Boston has launched the first phase of planning to redesign Blue Hill Avenue, one of the city's major thoroughfares. The project will span about three miles, from Mattapan Square to near Grove Hall on the Dorchester-Roxbury line, and focus on improving bus service, safety and public space.

“We feel that this is a part of the city that has been underserved over the last several decades, and it was one corridor we identified that needed action and improvements,” Vineet Gupta, director of planning for the city's Transportation Department, told WGBH News. “It kind of falls between the Orange and Red lines,” he said, limiting transportation options for residents to get to jobs and recreational activities.

Gupta said Blue Hill Avenue is one of Boston's busiest bus corridors, carrying more passengers on buses than almost any other roadway in the city. According to data from the department, MBTA buses shuttle just under 20,000 people along the avenue each weekday between Mattapan Station and Warren Street. Achieving an efficient, steady-moving flow of buses and other vehicles is a city priority.

"The city of Boston is focused on working hand-in-hand with the MBTA to significantly improve bus service along this corridor," he said.

As for public space, Gupta said, “We want to make sure that Blue Hill Avenue has ample sidewalks, areas where people can gather, good access to playgrounds (and) seating,” so that residents can enjoy being in those spaces.

Right now, the department has in its budget about $800,000 in initial investments — $300,000 to gather public input and create design concepts and another $500,000 to redesign Mattapan Square along Blue Hill Avenue. Gupta said the city is also searching for a full-time planner to guide the initiative.
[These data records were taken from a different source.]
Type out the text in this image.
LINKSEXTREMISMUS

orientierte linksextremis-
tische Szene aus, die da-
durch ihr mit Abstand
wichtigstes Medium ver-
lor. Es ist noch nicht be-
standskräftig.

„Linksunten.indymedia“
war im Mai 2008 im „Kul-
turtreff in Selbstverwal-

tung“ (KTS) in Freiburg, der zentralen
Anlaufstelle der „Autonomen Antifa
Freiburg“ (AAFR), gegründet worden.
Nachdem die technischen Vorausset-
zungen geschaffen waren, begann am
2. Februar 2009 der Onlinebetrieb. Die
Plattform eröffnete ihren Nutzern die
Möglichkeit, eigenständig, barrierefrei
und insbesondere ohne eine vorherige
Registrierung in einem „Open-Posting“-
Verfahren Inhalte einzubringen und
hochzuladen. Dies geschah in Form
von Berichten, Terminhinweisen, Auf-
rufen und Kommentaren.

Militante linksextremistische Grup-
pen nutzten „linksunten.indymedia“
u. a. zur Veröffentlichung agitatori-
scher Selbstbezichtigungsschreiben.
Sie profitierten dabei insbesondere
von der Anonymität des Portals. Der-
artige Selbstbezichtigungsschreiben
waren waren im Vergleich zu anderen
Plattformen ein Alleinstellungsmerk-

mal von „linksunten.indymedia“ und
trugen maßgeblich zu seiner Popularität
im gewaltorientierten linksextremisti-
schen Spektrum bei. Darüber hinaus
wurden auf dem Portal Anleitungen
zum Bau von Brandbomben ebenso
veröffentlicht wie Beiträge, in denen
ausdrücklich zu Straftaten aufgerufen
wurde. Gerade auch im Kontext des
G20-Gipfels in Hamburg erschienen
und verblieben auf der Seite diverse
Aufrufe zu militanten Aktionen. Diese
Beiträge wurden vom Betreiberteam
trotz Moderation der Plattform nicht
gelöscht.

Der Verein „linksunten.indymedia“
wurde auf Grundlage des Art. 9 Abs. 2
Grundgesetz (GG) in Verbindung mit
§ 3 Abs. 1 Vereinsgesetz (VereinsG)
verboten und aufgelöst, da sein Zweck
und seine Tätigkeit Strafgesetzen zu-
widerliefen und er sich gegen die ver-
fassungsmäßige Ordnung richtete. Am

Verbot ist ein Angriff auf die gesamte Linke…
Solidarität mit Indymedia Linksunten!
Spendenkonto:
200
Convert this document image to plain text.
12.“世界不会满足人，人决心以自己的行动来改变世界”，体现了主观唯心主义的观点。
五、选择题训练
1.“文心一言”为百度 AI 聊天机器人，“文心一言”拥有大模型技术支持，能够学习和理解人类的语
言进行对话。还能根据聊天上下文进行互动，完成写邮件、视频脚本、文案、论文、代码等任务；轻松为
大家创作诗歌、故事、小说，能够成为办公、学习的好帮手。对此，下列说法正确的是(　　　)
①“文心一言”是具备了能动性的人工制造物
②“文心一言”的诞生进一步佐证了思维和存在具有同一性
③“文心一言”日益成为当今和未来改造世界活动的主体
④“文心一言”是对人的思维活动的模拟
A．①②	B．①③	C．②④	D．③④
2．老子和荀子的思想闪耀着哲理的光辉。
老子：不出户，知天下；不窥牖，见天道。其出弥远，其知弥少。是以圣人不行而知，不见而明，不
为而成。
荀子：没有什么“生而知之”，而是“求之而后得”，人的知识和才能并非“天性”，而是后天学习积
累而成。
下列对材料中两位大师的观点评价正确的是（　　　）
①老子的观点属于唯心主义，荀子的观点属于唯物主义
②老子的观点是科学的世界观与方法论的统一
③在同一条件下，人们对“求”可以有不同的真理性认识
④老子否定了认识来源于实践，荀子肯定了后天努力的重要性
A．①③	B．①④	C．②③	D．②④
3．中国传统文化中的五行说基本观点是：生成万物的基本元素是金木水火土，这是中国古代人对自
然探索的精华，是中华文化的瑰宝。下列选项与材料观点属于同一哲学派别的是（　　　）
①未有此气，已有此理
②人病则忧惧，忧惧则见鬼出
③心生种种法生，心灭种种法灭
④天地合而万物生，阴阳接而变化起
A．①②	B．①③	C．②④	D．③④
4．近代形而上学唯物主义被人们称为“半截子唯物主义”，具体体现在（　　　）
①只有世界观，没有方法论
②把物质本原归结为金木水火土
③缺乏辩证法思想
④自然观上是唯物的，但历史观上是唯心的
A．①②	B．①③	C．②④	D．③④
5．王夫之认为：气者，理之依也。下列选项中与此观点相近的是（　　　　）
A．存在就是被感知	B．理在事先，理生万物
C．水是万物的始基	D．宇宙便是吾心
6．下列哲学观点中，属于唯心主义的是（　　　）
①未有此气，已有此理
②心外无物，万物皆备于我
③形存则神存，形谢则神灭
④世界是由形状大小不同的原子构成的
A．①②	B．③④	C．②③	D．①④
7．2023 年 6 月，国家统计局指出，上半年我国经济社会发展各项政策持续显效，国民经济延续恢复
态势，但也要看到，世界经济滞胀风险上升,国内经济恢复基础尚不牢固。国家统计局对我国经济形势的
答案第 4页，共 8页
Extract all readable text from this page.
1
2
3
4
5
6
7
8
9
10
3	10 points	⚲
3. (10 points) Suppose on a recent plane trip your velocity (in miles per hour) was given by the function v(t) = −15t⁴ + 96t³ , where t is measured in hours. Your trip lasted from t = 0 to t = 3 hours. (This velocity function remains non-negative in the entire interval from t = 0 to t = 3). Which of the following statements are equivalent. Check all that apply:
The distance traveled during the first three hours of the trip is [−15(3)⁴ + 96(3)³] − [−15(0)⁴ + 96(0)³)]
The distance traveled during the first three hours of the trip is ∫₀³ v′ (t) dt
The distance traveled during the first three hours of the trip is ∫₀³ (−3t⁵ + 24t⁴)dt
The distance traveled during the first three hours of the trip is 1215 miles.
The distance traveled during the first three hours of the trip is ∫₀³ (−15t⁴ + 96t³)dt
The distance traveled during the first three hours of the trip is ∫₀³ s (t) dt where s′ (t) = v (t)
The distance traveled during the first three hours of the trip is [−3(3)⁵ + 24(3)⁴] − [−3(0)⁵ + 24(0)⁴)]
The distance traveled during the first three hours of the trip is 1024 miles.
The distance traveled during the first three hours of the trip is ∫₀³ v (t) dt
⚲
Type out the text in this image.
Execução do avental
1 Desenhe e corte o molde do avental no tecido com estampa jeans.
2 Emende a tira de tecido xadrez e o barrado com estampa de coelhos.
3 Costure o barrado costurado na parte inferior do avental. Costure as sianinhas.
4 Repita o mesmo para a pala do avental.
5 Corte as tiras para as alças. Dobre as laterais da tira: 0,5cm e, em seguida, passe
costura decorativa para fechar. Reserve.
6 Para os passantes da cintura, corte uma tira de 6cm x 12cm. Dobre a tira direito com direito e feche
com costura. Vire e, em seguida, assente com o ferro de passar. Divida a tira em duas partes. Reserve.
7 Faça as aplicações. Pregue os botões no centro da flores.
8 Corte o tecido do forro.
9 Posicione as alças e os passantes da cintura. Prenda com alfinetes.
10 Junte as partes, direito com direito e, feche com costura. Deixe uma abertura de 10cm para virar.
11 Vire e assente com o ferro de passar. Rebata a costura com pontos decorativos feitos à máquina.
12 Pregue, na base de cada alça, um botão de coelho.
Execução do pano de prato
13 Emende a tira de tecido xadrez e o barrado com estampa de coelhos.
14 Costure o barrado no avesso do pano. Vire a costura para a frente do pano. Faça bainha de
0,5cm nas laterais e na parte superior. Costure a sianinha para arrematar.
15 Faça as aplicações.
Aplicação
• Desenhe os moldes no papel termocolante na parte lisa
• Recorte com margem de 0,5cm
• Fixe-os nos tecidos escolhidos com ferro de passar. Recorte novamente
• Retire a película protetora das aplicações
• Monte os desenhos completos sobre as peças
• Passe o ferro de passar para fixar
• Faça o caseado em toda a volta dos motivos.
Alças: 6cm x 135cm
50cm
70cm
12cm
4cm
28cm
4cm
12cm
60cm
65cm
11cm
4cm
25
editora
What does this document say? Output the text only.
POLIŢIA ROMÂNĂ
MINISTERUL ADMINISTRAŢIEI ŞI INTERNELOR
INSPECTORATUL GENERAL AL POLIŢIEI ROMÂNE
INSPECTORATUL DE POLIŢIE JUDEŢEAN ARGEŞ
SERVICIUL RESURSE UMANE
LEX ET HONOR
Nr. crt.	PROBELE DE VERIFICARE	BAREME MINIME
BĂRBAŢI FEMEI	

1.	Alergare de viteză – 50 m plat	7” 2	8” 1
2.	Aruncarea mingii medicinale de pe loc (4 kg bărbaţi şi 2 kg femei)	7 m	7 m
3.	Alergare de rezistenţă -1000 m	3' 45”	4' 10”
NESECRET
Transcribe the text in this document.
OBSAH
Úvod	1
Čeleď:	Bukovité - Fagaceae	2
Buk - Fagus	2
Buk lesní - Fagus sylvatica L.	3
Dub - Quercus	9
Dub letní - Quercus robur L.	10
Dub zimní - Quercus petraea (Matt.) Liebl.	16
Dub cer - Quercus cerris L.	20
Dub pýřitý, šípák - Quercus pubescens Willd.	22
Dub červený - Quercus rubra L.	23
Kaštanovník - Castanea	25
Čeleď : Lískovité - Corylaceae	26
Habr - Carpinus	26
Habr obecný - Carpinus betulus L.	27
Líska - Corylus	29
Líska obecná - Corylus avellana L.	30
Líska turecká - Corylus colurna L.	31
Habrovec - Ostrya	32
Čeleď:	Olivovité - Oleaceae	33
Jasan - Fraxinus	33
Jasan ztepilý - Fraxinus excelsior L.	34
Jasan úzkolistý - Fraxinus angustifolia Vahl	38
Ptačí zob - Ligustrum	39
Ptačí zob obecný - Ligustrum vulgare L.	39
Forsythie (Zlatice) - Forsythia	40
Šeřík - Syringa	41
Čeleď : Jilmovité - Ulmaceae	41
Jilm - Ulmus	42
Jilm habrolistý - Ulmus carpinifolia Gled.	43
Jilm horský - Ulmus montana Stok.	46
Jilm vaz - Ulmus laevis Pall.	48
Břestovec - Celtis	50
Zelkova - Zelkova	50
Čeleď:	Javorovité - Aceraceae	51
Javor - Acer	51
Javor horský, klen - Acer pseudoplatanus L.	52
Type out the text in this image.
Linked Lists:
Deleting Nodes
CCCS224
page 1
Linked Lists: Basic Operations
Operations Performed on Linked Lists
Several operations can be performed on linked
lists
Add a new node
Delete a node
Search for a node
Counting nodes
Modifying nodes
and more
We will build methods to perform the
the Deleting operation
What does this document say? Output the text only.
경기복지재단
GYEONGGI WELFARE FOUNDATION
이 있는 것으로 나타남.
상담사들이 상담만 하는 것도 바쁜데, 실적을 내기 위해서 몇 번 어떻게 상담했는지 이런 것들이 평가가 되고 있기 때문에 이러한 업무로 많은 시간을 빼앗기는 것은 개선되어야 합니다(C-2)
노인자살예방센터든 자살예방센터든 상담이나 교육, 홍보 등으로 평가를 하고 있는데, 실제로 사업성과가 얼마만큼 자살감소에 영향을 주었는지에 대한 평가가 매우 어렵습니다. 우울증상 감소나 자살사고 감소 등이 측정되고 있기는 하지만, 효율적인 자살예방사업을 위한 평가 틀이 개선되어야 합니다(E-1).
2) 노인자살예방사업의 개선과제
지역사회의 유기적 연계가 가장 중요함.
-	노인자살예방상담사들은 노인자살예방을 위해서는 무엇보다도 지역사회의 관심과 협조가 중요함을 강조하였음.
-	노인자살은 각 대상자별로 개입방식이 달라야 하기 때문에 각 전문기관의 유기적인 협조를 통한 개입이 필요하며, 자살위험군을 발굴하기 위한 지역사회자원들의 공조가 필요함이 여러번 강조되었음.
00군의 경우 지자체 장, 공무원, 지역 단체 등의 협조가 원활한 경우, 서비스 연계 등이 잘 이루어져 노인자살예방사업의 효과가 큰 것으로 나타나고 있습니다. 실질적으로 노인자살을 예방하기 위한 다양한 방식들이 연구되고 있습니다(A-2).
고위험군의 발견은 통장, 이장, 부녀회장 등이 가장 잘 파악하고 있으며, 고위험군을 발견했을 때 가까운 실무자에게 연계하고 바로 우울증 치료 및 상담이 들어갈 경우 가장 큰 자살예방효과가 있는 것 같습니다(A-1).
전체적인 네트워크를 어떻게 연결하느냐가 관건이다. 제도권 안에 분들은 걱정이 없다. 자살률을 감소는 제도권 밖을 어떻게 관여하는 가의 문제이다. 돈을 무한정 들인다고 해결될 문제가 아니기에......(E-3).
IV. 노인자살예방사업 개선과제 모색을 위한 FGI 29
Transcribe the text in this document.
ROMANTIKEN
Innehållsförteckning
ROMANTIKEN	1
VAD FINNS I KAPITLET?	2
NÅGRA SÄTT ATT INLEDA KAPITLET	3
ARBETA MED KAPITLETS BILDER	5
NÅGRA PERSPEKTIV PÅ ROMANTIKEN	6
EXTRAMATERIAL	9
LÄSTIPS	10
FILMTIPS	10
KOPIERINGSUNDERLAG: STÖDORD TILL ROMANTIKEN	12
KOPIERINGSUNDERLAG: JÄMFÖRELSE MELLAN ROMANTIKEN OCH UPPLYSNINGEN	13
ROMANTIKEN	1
The next phase, public meetings, are scheduled to begin in the fall or early winter, but the city has already launched a public survey to solicit ideas from residents. Fatima Ali-Salaam, the chair of the Greater Mattapan Neighborhood Council, who has already completed the survey, said that asking residents for their ideas a good first step.

“You have to go in and see what people’s thoughts are,” Ali-Salaam said, noting that the survey asks about what travelers like and dislike about the avenue.

Ali-Salaam said she hopes project managers are transparent and communicative throughout the planning process, especially as it coincides with the Boston Planning & Development Agency’s effort to develop a neighborhood plan for Mattapan.

City Council President Andrea Campbell, who also represents Mattapan, expressed a similar hope for the project.

“What is most important to me is that we are not working in silos for this, but rather have all the stakeholders at the table — city, state, MBTA, residents and community organizations and businesses — to work together on transforming the Blue Hill Ave corridor to be safer and more efficient for both residents and commuters,” Campbell said in a statement to WGBH News.

Gupta said the transportation department’s public survey will remain open until public meetings begin later this year.

“We really want to start learning from people who live in the corridor, and that’s what the survey will do,” he said. “Once we’ve connected all their ideas, we’ll be able to move ahead on redesigning the corridor.”